Aristokles’e göre ‘tekhne’, doğru yönde akıl yürütmeye dayanır. Neticesinde bir eser ortaya çıkar ama bütün bu süreç üstün yetenek gerektirir.
Sanatın işlevi ve yaratıcı gücü, genelde kavramaya bağlıdır. İncelikleri ya bir yaradılış yetisidir, ya da ustasından öğrenmeyi gerektirir. Ancak, öğrenme tek başına yeterli değildir. Kişinin (öğrencinin, çırağın) yine de belli bir ‘akıl-zekâ-el’ üçlüsüne sahip olması zorunludur.

Bendenize gelince ;

Hedy Lamarr’ı dinleyecek olursam şunu demem gerekiyor ;
– Güzel bir tablo, benim için kadim bir dosta benzemeli ; bana eşlik etmeli, rahatlatmalı ve de ilham vermeli…

Albert Camus’a kulak verirsem ;
– ‘Suçlu bir vicdanın günâh çıkarmaya ihtiyacı vardır. Bir sanat eseri de bir tür günâh çıkarmadır’, görüşünü savunmak zorundayım.

Ustaların ustası Michelangelo’ya göre de ;
– Bir adam (sanatkâr) elleriyle değil, aklıyla, zekâsıyla çalışır ve ürettiği sanattır !

Fellini ise sanatın tarifini şu sözlerle yapar ;
– Bütün eserlerin otobiyografi yönü ağır basar. İstiridyenin otobiyografisinin inci olması gibi…

Oscar Wilde, ‘sanatın yaşamı taklit etmesinden daha çok ; yaşamın sanatı taklit etmesinin sonucudur’ sözü ile kimilerimize göre tartışılabilir bir kapıyı aralar.
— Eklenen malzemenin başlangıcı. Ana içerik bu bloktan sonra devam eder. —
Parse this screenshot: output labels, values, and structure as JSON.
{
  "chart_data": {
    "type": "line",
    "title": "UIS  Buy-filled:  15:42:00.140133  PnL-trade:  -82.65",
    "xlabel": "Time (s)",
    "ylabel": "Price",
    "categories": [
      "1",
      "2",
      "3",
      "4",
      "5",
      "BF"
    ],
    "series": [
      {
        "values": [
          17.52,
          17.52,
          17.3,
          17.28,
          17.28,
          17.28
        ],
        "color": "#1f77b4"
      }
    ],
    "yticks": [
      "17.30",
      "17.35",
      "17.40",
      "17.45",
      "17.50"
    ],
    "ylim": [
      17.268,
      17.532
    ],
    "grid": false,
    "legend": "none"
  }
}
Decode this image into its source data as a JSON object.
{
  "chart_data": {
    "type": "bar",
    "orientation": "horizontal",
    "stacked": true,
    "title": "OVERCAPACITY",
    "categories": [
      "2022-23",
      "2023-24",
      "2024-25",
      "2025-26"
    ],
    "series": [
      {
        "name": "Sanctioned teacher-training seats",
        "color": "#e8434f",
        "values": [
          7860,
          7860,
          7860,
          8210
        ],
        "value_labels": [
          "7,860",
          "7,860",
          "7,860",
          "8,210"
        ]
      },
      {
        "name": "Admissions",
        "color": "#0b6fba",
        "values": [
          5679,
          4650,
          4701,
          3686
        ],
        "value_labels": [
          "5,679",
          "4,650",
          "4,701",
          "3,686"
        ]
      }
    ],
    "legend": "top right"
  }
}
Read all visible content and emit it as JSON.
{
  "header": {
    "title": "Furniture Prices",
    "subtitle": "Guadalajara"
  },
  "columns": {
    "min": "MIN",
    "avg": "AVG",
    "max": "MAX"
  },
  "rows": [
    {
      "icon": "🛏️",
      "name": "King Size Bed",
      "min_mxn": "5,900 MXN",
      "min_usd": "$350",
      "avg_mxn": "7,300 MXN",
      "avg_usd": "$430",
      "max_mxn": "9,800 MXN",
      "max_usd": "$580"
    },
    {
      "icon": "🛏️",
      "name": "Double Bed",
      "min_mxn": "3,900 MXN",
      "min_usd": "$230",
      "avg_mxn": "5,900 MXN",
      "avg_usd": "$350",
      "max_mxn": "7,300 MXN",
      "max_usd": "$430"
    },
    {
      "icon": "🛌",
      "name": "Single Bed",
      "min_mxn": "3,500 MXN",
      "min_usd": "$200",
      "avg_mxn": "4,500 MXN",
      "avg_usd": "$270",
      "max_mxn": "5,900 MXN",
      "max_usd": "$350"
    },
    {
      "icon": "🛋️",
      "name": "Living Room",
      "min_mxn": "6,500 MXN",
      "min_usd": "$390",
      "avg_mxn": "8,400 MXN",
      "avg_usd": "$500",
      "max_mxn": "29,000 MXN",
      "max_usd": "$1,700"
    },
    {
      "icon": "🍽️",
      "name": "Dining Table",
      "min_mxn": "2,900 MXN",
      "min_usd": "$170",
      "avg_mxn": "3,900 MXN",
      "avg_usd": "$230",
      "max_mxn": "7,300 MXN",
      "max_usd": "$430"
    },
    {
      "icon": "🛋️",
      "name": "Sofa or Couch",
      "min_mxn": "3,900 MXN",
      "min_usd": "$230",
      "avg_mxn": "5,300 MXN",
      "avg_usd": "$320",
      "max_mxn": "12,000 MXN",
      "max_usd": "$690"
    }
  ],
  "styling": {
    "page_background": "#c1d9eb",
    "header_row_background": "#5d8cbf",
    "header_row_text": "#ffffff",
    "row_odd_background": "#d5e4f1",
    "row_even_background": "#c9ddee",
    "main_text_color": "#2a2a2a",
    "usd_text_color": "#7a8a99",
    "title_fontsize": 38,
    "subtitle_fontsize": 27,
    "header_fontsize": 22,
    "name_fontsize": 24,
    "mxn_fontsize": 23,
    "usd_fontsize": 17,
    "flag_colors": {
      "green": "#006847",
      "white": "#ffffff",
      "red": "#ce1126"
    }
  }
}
Kısacası, ünlü veya değil her kişinin sanat anlayışının da ; tıpkı mutluluğun resmine, herkesin ortak algılayabileceği, tanımlayabileceği ve hatta baktıktan sonra ‘bu tablo harika, tam da benim mutluluğa bakışımı yansıtmış’ yorumunu getirebileceği türden aynı olması beklenemez.
Evet, riayet edilmesi zorunlu kuralları vardır.
Evet, çeşitli yöntemler gerektirir.
Evet, beceri, yetenek ve estetik bakış açısına sahip olmak zorunludur.
Ama, sanatın ölçüleri sınırsızdır !

Şahsen kendimi ‘sanattan anlayan’lar sınıfında, sıra üzerine oturmuş bir öğrenci gibi hiçbir zaman görmemiş olsam da ; her türlü sanatın beni düşünceye sevkedecek nitelikte olmasını savunurum.
Gerçeküstü heykeller, tablolar gibi…

Picasso’nun eserlerine bakınca hiçbir şey anlamam. Ancak, yukarıdaki tablonun İspanya’nın kuzeyinin (Bask Bölgesi) Franco’nun onayı ile, Hitler’in uçakları tarafından bombalanmasının yorumlanması olduğunu öğrenince ; derinliğine irdelemeye çalışır ve vahşetin boyutunun ancak bu kadar güzel ve anlamlı biçimde yansıtılabileceğini görürüm.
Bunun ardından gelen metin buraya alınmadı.